Joseph Rayback


Joseph G. Rayback was a professor of history in the United States.
He served in the United States Navy and earned a Ph.D. in American history at Case Western Reserve University in Cleveland, Ohio. For many years, he was a professor of history and chair of the department at Pennsylvania State University. He was faculty advisor to Phi Alpha Theta, the honorary in history and with Donald B. Hoffmann helped to organize the society on a national basis. He served on the editorial board of the journal, The Historian, published by Phi Alpha Theta. Following service at Penn State, Rayback taught American history at the University of Saskatchewan in western Canada. In 1966, he was appointed professor of history at Temple University.
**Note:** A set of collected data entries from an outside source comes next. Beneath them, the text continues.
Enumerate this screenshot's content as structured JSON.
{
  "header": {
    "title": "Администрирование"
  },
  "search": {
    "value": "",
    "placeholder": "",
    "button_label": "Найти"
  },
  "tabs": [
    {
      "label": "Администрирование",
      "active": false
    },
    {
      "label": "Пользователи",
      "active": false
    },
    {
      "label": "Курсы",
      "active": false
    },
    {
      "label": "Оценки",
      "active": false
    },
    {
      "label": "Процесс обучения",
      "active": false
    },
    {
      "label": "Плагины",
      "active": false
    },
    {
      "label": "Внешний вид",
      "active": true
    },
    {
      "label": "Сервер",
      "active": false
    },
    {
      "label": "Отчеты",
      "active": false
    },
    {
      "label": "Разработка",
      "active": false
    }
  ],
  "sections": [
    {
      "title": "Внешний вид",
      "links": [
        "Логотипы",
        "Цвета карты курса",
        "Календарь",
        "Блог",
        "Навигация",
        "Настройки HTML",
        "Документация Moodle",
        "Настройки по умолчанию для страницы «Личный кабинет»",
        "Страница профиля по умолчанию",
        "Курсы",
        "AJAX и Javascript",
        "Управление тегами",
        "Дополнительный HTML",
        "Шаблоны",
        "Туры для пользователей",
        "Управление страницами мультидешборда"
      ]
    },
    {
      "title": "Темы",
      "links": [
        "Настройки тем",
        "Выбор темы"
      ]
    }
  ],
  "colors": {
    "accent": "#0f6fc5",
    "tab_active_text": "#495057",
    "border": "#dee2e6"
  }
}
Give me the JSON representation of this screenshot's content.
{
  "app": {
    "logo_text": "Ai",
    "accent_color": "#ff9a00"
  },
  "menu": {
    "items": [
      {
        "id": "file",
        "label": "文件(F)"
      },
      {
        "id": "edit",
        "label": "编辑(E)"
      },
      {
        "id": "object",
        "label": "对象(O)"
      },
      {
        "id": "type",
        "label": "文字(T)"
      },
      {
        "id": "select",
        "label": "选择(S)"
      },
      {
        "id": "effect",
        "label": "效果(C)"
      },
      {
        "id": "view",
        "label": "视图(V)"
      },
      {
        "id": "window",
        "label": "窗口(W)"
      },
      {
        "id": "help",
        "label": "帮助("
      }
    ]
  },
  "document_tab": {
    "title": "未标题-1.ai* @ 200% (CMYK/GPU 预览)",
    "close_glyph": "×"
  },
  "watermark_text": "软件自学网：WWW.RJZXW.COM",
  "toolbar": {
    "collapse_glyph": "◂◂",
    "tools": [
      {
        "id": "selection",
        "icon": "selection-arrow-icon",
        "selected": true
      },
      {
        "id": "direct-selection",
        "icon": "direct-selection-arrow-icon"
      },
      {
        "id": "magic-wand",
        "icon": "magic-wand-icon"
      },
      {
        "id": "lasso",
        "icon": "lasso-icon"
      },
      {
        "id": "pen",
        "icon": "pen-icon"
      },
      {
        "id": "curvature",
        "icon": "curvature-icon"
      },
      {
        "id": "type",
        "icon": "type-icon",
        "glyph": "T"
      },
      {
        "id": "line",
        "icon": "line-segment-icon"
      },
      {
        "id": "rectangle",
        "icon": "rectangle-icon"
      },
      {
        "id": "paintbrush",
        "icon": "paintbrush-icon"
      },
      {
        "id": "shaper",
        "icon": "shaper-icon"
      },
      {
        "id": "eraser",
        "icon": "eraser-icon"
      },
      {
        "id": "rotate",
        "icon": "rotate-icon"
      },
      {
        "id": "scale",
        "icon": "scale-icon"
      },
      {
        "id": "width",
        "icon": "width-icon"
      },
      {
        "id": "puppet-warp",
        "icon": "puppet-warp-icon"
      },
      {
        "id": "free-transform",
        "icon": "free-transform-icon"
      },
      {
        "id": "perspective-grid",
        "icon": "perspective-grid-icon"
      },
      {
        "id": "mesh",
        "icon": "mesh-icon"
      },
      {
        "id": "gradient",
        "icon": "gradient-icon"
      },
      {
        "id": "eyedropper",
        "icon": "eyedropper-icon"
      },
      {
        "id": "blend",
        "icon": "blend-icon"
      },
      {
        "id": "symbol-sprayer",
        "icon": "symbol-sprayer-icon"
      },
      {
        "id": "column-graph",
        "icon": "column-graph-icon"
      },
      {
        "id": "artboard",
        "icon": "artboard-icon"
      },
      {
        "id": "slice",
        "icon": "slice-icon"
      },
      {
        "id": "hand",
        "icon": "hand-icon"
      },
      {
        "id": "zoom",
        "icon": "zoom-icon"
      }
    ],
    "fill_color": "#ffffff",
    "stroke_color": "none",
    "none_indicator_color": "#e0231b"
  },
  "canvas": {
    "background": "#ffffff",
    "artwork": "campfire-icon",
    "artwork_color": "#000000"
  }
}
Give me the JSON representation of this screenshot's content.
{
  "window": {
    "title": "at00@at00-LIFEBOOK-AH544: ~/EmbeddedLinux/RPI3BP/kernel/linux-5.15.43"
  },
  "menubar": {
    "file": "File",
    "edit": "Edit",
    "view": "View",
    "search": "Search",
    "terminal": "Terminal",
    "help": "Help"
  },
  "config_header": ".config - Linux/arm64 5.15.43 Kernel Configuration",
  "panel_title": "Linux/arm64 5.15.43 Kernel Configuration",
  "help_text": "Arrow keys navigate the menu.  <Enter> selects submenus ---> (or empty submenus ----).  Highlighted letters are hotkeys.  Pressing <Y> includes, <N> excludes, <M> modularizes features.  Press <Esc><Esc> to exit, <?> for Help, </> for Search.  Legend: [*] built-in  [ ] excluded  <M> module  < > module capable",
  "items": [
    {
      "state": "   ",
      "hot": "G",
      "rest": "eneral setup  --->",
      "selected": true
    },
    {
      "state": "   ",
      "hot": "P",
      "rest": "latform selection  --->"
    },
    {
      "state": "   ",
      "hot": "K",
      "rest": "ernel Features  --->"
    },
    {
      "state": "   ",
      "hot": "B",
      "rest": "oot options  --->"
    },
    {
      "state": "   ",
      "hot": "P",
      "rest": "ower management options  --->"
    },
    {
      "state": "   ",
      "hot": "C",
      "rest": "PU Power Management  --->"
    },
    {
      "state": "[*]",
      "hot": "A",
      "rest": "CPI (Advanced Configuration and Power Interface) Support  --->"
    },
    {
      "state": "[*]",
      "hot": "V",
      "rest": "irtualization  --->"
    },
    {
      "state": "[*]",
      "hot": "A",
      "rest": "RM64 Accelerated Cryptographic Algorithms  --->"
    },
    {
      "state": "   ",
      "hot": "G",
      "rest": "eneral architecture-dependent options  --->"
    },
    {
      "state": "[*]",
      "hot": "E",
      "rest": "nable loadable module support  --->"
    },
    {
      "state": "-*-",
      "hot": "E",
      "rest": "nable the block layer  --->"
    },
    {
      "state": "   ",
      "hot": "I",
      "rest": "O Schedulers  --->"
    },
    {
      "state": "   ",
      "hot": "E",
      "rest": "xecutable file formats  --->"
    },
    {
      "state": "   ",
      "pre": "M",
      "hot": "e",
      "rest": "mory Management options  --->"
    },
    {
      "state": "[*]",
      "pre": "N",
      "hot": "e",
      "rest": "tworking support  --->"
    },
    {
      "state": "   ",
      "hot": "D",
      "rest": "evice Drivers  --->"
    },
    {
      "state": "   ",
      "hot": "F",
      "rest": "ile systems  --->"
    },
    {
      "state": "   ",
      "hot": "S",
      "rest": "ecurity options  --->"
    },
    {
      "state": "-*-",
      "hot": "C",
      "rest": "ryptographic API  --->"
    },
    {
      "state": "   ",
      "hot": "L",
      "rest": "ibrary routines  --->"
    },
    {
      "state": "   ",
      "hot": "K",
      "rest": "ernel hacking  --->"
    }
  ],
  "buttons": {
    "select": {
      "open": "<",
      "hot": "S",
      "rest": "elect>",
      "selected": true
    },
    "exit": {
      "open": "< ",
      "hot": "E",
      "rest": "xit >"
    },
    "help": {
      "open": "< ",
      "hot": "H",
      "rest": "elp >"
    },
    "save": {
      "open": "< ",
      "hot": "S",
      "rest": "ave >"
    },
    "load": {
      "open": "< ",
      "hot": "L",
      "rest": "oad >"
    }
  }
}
Among the courses he taught at the undergraduate level at Temple were American social and political history. At the graduate level he held seminars in Slavery and Antislavery and the Antebellum period.
Rayback studied the issues of American politics from 1830 to 1860 including federal politics of the slavery issue, and the rise of the Republican Party. He mentored dissertations in antebellum history, including the Antimasonic movement in New York State. As a corollary to this work, Rayback also became a scholar of early immigration policy in the U.S.
In 1959, Rayback wrote a history of the American labor movement.
Rayback was working on a biography of president Martin van Buren when he died in 1983. He had collected an immense amount of data on New York state elections in the period 1820-1860. The half-completed work was expanded and finished by Jerome Mushkat, a professor emeritus of history at the University of Akron. Another of Rayback's students was William H. Brackney, professor of Christian Thought and Ethics at Acadia University in Nova Scotia. Rayback was married to Virginia Kay Rayback and was brother to Robert J. Rayback, formerly professor of history at Syracuse University and author of Millard Fillmore: A Biography. Rayback was an active lay leader in the Episcopal Church, University Park, Pennsylvania.